Zur fehlerfreien Bearbeitung einer eingereichten BWA empfiehlt sich ein standardisierter Prüfungsprozess:

  1. Vollständigkeitsprüfung: Liegt neben der BWA die Summen- und Saldenliste (SuSa) sowie das BWA-Deckblatt mit Ausweis der Buchungsperiode vor?
  2. Aktualität: Ist der letzte Buchungsmonat maximal 60 Tage alt? Bei älteren Auswertungen ist eine Zwischen-BWA oder ein aktueller Kontoauszug anzufordern.

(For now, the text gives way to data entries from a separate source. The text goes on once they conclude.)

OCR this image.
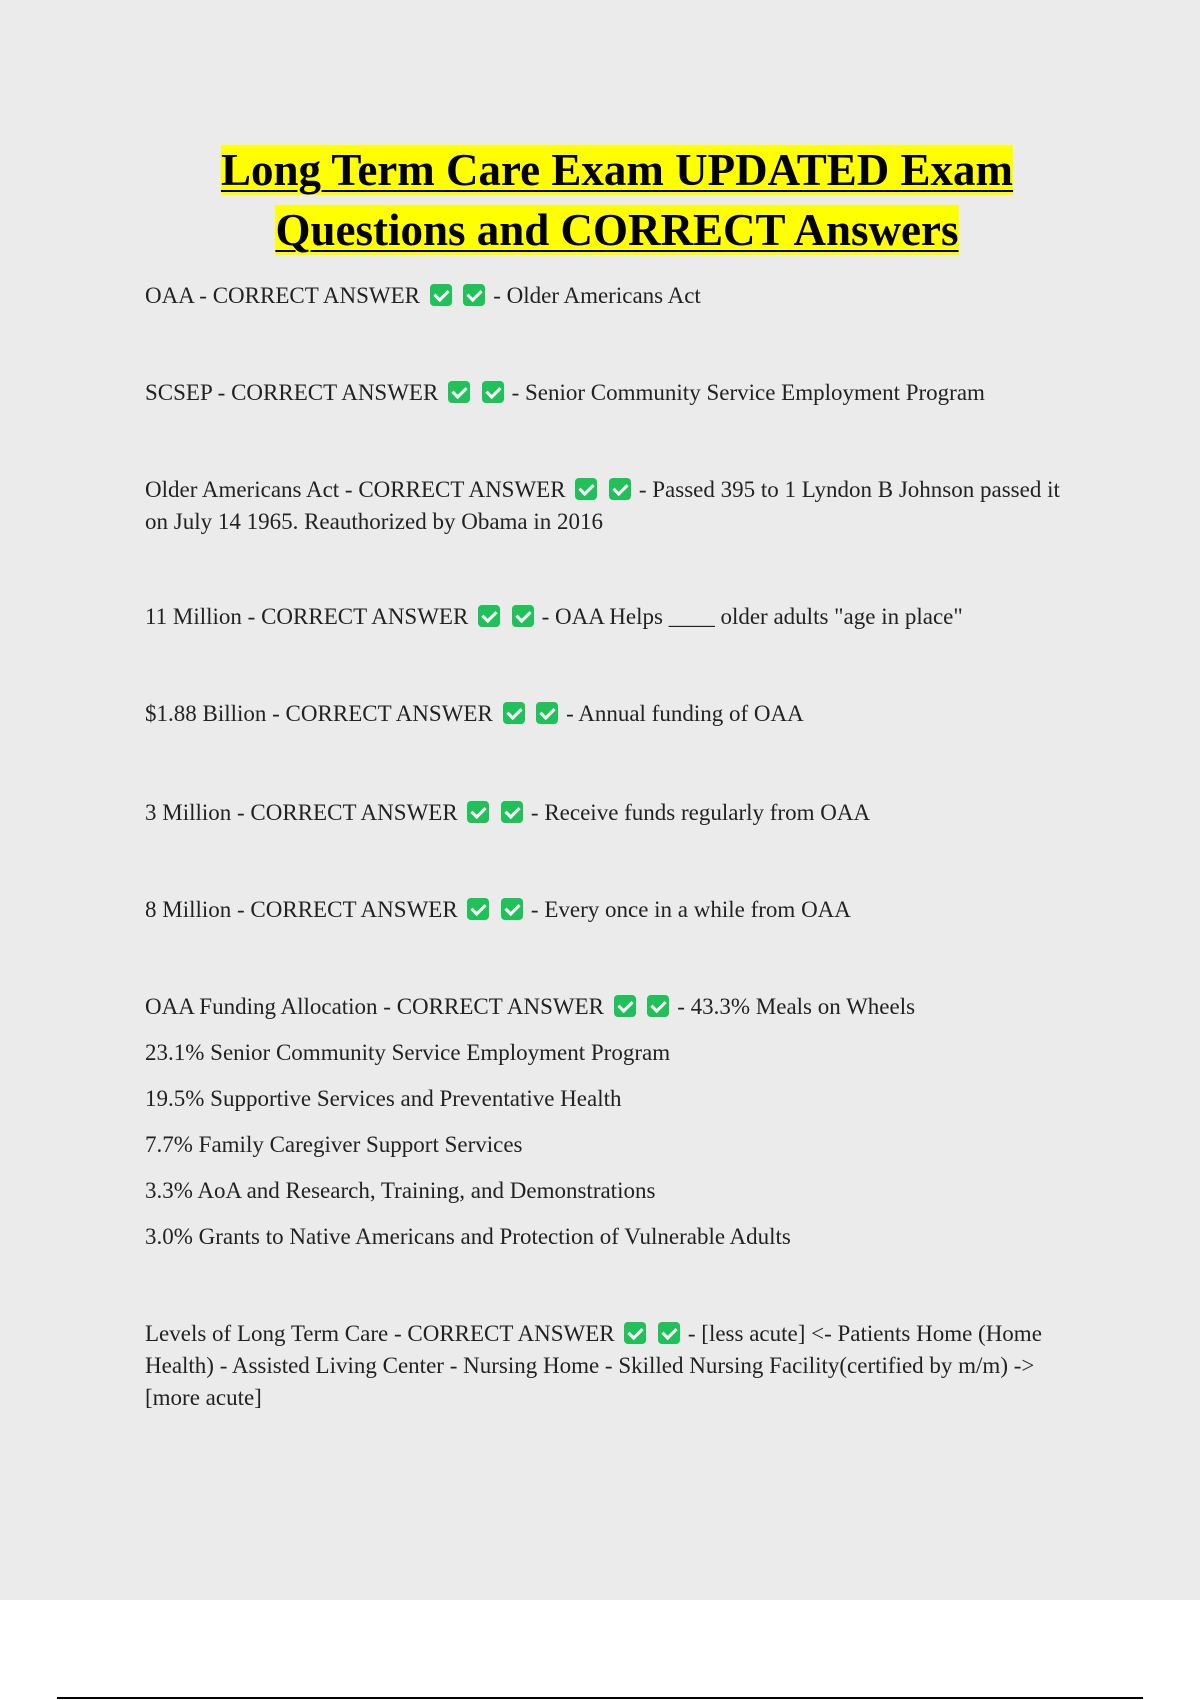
Long Term Care Exam UPDATED Exam
Questions and CORRECT Answers

OAA - CORRECT ANSWER	- Older Americans Act

SCSEP - CORRECT ANSWER	- Senior Community Service Employment Program

Older Americans Act - CORRECT ANSWER	- Passed 395 to 1 Lyndon B Johnson passed it on July 14 1965. Reauthorized by Obama in 2016

11 Million - CORRECT ANSWER	- OAA Helps ____ older adults "age in place"

$1.88 Billion - CORRECT ANSWER	- Annual funding of OAA

3 Million - CORRECT ANSWER	- Receive funds regularly from OAA

8 Million - CORRECT ANSWER	- Every once in a while from OAA

OAA Funding Allocation - CORRECT ANSWER	- 43.3% Meals on Wheels
23.1% Senior Community Service Employment Program
19.5% Supportive Services and Preventative Health
7.7% Family Caregiver Support Services
3.3% AoA and Research, Training, and Demonstrations
3.0% Grants to Native Americans and Protection of Vulnerable Adults

Levels of Long Term Care - CORRECT ANSWER	- [less acute] <- Patients Home (Home Health) - Assisted Living Center - Nursing Home - Skilled Nursing Facility(certified by m/m) -> [more acute]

  3. Plankonsistenz: Weichen die Monatsumsätze signifikant vom Vorjahresmonat ab? (Abweichungsanalyse > 15 % erfordert schriftliche Begründung).
  4. Kalkulatorische Korrekturen: Wurden bei Personengesellschaften monatliche Entnahmen als Unternehmerlohn (mindestens 4.000 € bis 6.000 € monatlich je Vollzeit-Inhaber) in Abzug gebracht?
  5. Ertragssteuer-Check: Wurden Gewerbe- und Körperschaftsteueraufwendungen mit mindestens 30 % auf das bereinigte Ergebnis vor Steuern einkalkuliert?
  6. Zinsverprobung: Korrespondiert der Zinsaufwand mit den bekannten Verbindlichkeiten laut Bankauskunft oder Selbstauskunft?
  7. Kontenabgleich: Stimmen die kumulierten BWA-Umsatzerlöse der letzten drei Monate mit den kreditorischen Netto-Kontoumsätzen überein?
  8. Ampelentscheidung: Weist das BWA-Ergebnis in Kombination mit den PSD2-Kontodaten eine tragfähige Kapitaldienstfähigkeit (DSCR $\ge 1,20$) und eine Liquiditätsreserve von $\ge 30$ Tagen auf, kann das Limit freigegeben werden. Tritt eine Deckungsquote unter 1,00 oder Rücklastschriften auf, greift ein Genehmigungsvorbehalt (Amber/Rot).